My dog, I tell everyone, is most certainly feminine, not only because that her sex, but also her gender.  I give, as examples, her love of baths, her love of being dressed in clothes, wanting to smell and look pretty, as well as the way she has taken to pretending to be not interested at all when males approach her.  She has developed very specific taste, preferring males who are well past puppyhood, who are about her size, and who are usually poodles or part poodles!  One of these males lives across the way and high up on a balcony and I've seen them lock eyes - like Romeo and Juliet. However, I've seen her and a large young male fall in love with each other at first sight - not wanting to pass each other but stay put.  I've seen more than one male pup, at the sight of her, take in a deep breath and stare.  (In a month or two, when they've been there, done that, they get over it.) 

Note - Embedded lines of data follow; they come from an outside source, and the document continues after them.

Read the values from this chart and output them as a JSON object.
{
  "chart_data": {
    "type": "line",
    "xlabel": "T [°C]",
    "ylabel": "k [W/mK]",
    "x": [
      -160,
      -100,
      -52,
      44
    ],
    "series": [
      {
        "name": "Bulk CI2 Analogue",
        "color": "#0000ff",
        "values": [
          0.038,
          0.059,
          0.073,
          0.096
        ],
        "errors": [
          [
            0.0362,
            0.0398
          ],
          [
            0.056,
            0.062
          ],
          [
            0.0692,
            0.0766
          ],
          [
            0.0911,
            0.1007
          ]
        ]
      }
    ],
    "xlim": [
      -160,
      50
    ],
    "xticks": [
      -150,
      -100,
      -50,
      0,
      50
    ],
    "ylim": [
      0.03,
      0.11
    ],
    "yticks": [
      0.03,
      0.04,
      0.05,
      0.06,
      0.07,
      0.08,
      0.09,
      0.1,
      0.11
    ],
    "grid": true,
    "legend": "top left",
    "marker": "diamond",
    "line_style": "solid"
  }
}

Many people who have rescued dogs from shelters have stories about the DOG PICKING THEM. I do think my dog picked me, though I don't have any strong feelings about her having been in my past life or lives.  I do hope, however, that I will be someday reunited with her in heaven, that she will be waiting for me when I get there, hopefully, and, full confession here, sometimes I do call her "daughter!"

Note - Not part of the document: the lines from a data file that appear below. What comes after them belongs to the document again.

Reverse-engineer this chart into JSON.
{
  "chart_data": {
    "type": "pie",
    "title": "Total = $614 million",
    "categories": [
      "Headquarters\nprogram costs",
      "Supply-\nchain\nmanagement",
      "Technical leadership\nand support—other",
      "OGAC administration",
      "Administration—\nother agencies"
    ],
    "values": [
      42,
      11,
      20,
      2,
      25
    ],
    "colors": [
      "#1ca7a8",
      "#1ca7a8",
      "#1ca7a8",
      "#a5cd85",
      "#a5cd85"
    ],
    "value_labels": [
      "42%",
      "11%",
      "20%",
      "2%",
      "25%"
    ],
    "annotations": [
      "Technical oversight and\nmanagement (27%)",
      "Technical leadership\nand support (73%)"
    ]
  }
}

Because many people who have pets these days see them as, perhaps not human, but as sentient beings, the relationship has changed for those people and those dogs.  There are still wild dogs, dogs who help people herd or hunt, dogs who people eat, dogs who people steal and sell for medical experiments, dogs who are terribly abused, dogs who stay outside their entire lives and never have a comfortable bed, and then there are dogs like mine, who is right now, all curled up in a swirl of old blankets.  I can only hope her previous owners were good to her!  She is not spoiled.  She is a survivor.